The Versailles court near Paris instructed Amazon.fr to pay the association €100,000 in damages and €1,000 for each day it continues to violate the 1981 Lang law that capped discounts on book prices at 5%. The law was named after the then culture minister Jack Lang.
Amazon will have to start paying the daily fine ten days after it receives the official notification of the decision, and has a month to lodge an appeal.
According to French newspaper Le Monde, Amazon France m.d. Xavier Garambois said he was disappointed by the ruling and was likely to appeal once his lawyers had examined the decision. Amazon.fr is continuing to offer free deliveries. Garambois said that "the company would not change its sales policy from one day to the next".
Last June, the Paris appeal court ruled against France Télécom subsidiary Alapage.com for offering free book deliveries and gift vouchers, and awarded the SLF 50,000 euros in damages. Alapage, which has taken the case to the Supreme Court, as well as rival etailers FNAC.com and Chapitre.com were still flagging free book deliveries within mainland France on Dec. 12.
But the SLF will not sue FNAC and Chapitre, because they have promised to stop the practice as soon as Amazon and Alapage do so, according to SLF president Benoît Bougerol. FNAC and Chapitre started offering free deliveries much later than the other two, and only to keep up with their competitors, Bougerol told The Bookseller. He hopes the Supreme Court will hand down its Alapage ruling next year.

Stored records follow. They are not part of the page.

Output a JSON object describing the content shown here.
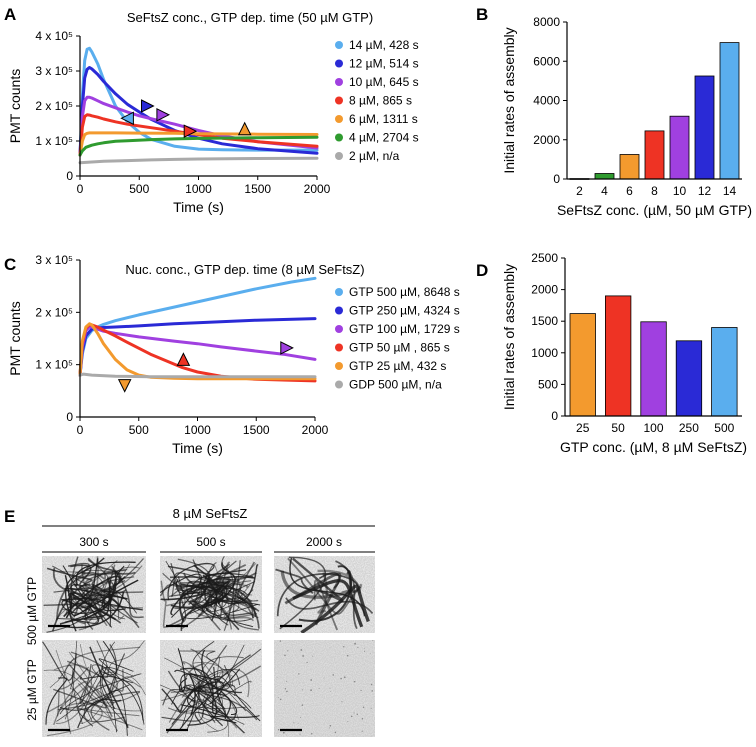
{
  "panels": {
    "A": "A",
    "B": "B",
    "C": "C",
    "D": "D",
    "E": "E"
  },
  "colors": {
    "c14": "#5aaeee",
    "c12": "#2a2ad6",
    "c10": "#a040e0",
    "c8": "#ee3324",
    "c6": "#f39a2e",
    "c4": "#2f9b2f",
    "c2": "#aaaaaa",
    "gtp500": "#5aaeee",
    "gtp250": "#2a2ad6",
    "gtp100": "#a040e0",
    "gtp50": "#ee3324",
    "gtp25": "#f39a2e",
    "gdp500": "#aaaaaa"
  },
  "chart_data": [
    {
      "id": "A",
      "type": "line",
      "title": "SeFtsZ conc., GTP dep. time (50 µM GTP)",
      "xlabel": "Time (s)",
      "ylabel": "PMT counts",
      "xlim": [
        0,
        2000
      ],
      "ylim": [
        0,
        400000
      ],
      "xticks": [
        "0",
        "500",
        "1000",
        "1500",
        "2000"
      ],
      "yticks": [
        "0",
        "1 x 10⁵",
        "2 x 10⁵",
        "3 x 10⁵",
        "4 x 10⁵"
      ],
      "series": [
        {
          "name": "14 µM, 428 s",
          "color": "#5aaeee",
          "x": [
            0,
            20,
            40,
            60,
            80,
            100,
            150,
            200,
            300,
            400,
            500,
            600,
            800,
            1000,
            1200,
            1500,
            2000
          ],
          "y": [
            60000,
            230000,
            330000,
            362000,
            365000,
            355000,
            320000,
            275000,
            200000,
            155000,
            125000,
            105000,
            85000,
            77000,
            75000,
            74000,
            74000
          ]
        },
        {
          "name": "12 µM, 514 s",
          "color": "#2a2ad6",
          "x": [
            0,
            20,
            40,
            60,
            80,
            100,
            150,
            200,
            300,
            400,
            514,
            600,
            800,
            1000,
            1200,
            1500,
            2000
          ],
          "y": [
            60000,
            200000,
            280000,
            305000,
            310000,
            306000,
            290000,
            270000,
            235000,
            205000,
            180000,
            162000,
            130000,
            108000,
            92000,
            78000,
            65000
          ]
        },
        {
          "name": "10 µM, 645 s",
          "color": "#a040e0",
          "x": [
            0,
            20,
            40,
            60,
            80,
            100,
            150,
            200,
            300,
            400,
            500,
            645,
            800,
            1000,
            1200,
            1500,
            2000
          ],
          "y": [
            60000,
            170000,
            215000,
            225000,
            225000,
            223000,
            215000,
            207000,
            195000,
            183000,
            172000,
            160000,
            148000,
            130000,
            115000,
            98000,
            80000
          ]
        },
        {
          "name": "8 µM, 865 s",
          "color": "#ee3324",
          "x": [
            0,
            20,
            40,
            60,
            80,
            100,
            150,
            200,
            300,
            400,
            600,
            865,
            1000,
            1200,
            1500,
            2000
          ],
          "y": [
            60000,
            140000,
            170000,
            175000,
            174000,
            172000,
            168000,
            163000,
            155000,
            148000,
            138000,
            125000,
            118000,
            108000,
            98000,
            85000
          ]
        },
        {
          "name": "6 µM, 1311 s",
          "color": "#f39a2e",
          "x": [
            0,
            20,
            40,
            60,
            80,
            100,
            150,
            200,
            300,
            500,
            800,
            1000,
            1311,
            1500,
            2000
          ],
          "y": [
            60000,
            100000,
            118000,
            122000,
            123000,
            123000,
            123000,
            123000,
            123000,
            122500,
            122000,
            121000,
            120000,
            119500,
            118500
          ]
        },
        {
          "name": "4 µM, 2704 s",
          "color": "#2f9b2f",
          "x": [
            0,
            20,
            50,
            100,
            150,
            200,
            300,
            400,
            600,
            800,
            1000,
            1500,
            2000
          ],
          "y": [
            60000,
            72000,
            82000,
            88000,
            92000,
            95000,
            99000,
            101000,
            104000,
            106000,
            107500,
            109500,
            110500
          ]
        },
        {
          "name": "2 µM, n/a",
          "color": "#aaaaaa",
          "x": [
            0,
            100,
            200,
            400,
            600,
            800,
            1000,
            1500,
            2000
          ],
          "y": [
            38000,
            40000,
            42000,
            44000,
            46000,
            47500,
            48500,
            50000,
            51000
          ]
        }
      ],
      "markers": [
        {
          "color": "#5aaeee",
          "x": 400,
          "y": 165000,
          "dir": "left"
        },
        {
          "color": "#2a2ad6",
          "x": 570,
          "y": 200000,
          "dir": "right"
        },
        {
          "color": "#a040e0",
          "x": 700,
          "y": 175000,
          "dir": "right"
        },
        {
          "color": "#ee3324",
          "x": 930,
          "y": 128000,
          "dir": "right"
        },
        {
          "color": "#f39a2e",
          "x": 1390,
          "y": 135000,
          "dir": "up"
        }
      ]
    },
    {
      "id": "B",
      "type": "bar",
      "xlabel": "SeFtsZ conc. (µM, 50 µM GTP)",
      "ylabel": "Initial rates of assembly",
      "ylim": [
        0,
        8000
      ],
      "yticks": [
        "0",
        "2000",
        "4000",
        "6000",
        "8000"
      ],
      "categories": [
        "2",
        "4",
        "6",
        "8",
        "10",
        "12",
        "14"
      ],
      "values": [
        20,
        280,
        1250,
        2450,
        3200,
        5250,
        6950
      ],
      "colors": [
        "#aaaaaa",
        "#2f9b2f",
        "#f39a2e",
        "#ee3324",
        "#a040e0",
        "#2a2ad6",
        "#5aaeee"
      ]
    },
    {
      "id": "C",
      "type": "line",
      "title": "Nuc. conc., GTP dep. time (8 µM SeFtsZ)",
      "xlabel": "Time (s)",
      "ylabel": "PMT counts",
      "xlim": [
        0,
        2000
      ],
      "ylim": [
        0,
        300000
      ],
      "xticks": [
        "0",
        "500",
        "1000",
        "1500",
        "2000"
      ],
      "yticks": [
        "0",
        "1 x 10⁵",
        "2 x 10⁵",
        "3 x 10⁵"
      ],
      "series": [
        {
          "name": "GTP 500 µM, 8648 s",
          "color": "#5aaeee",
          "x": [
            0,
            20,
            50,
            100,
            150,
            200,
            300,
            500,
            800,
            1000,
            1200,
            1500,
            1800,
            2000
          ],
          "y": [
            80000,
            120000,
            150000,
            165000,
            172000,
            177000,
            184000,
            195000,
            210000,
            220000,
            230000,
            245000,
            258000,
            265000
          ]
        },
        {
          "name": "GTP 250 µM, 4324 s",
          "color": "#2a2ad6",
          "x": [
            0,
            20,
            50,
            100,
            150,
            200,
            300,
            500,
            800,
            1000,
            1500,
            2000
          ],
          "y": [
            80000,
            125000,
            155000,
            168000,
            170000,
            171000,
            172000,
            174000,
            178000,
            180000,
            185000,
            188000
          ]
        },
        {
          "name": "GTP 100 µM, 1729 s",
          "color": "#a040e0",
          "x": [
            0,
            20,
            50,
            80,
            100,
            150,
            200,
            300,
            500,
            800,
            1000,
            1200,
            1500,
            1729,
            2000
          ],
          "y": [
            80000,
            135000,
            165000,
            172000,
            172000,
            168000,
            164000,
            160000,
            153000,
            145000,
            140000,
            134000,
            126000,
            120000,
            110000
          ]
        },
        {
          "name": "GTP 50 µM , 865 s",
          "color": "#ee3324",
          "x": [
            0,
            20,
            50,
            80,
            100,
            150,
            200,
            300,
            400,
            600,
            865,
            1000,
            1200,
            1500,
            2000
          ],
          "y": [
            80000,
            140000,
            170000,
            176000,
            176000,
            172000,
            166000,
            155000,
            143000,
            120000,
            95000,
            86000,
            78000,
            72000,
            69000
          ]
        },
        {
          "name": "GTP 25 µM, 432 s",
          "color": "#f39a2e",
          "x": [
            0,
            20,
            50,
            80,
            100,
            150,
            200,
            300,
            400,
            500,
            600,
            800,
            1000,
            1500,
            2000
          ],
          "y": [
            80000,
            145000,
            172000,
            178000,
            176000,
            160000,
            140000,
            110000,
            90000,
            80000,
            76000,
            74000,
            73000,
            73000,
            73000
          ]
        },
        {
          "name": "GDP 500 µM, n/a",
          "color": "#aaaaaa",
          "x": [
            0,
            30,
            100,
            300,
            600,
            1000,
            1500,
            2000
          ],
          "y": [
            80000,
            82000,
            80000,
            78000,
            77000,
            77000,
            77000,
            77000
          ]
        }
      ],
      "markers": [
        {
          "color": "#f39a2e",
          "x": 380,
          "y": 60000,
          "dir": "down"
        },
        {
          "color": "#ee3324",
          "x": 880,
          "y": 110000,
          "dir": "up"
        },
        {
          "color": "#a040e0",
          "x": 1760,
          "y": 132000,
          "dir": "right"
        }
      ]
    },
    {
      "id": "D",
      "type": "bar",
      "xlabel": "GTP conc. (µM, 8 µM SeFtsZ)",
      "ylabel": "Initial rates of assembly",
      "ylim": [
        0,
        2500
      ],
      "yticks": [
        "0",
        "500",
        "1000",
        "1500",
        "2000",
        "2500"
      ],
      "categories": [
        "25",
        "50",
        "100",
        "250",
        "500"
      ],
      "values": [
        1620,
        1900,
        1490,
        1190,
        1400
      ],
      "colors": [
        "#f39a2e",
        "#ee3324",
        "#a040e0",
        "#2a2ad6",
        "#5aaeee"
      ]
    }
  ],
  "micrographs": {
    "header": "8 µM SeFtsZ",
    "columns": [
      "300 s",
      "500 s",
      "2000 s"
    ],
    "rows": [
      "500 µM GTP",
      "25 µM GTP"
    ]
  }
}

The SLF said the purpose of the litigation was to ensure that "internet sites respect the letter and the spirit of the (1981) law".
"Online operators sell at a loss in order to capture market share and « destabilise a market that is already fragile," the association added. "It is a dangerous and predatory attitude (and violates) the law’s goal of maintaining diversity and cultural creation."
Separately, the SLF announced that Guillaume Husson, head of the French Culture Ministry’s book and reading division, would take over from Olivier L’Hostis as SLF general secretary next February.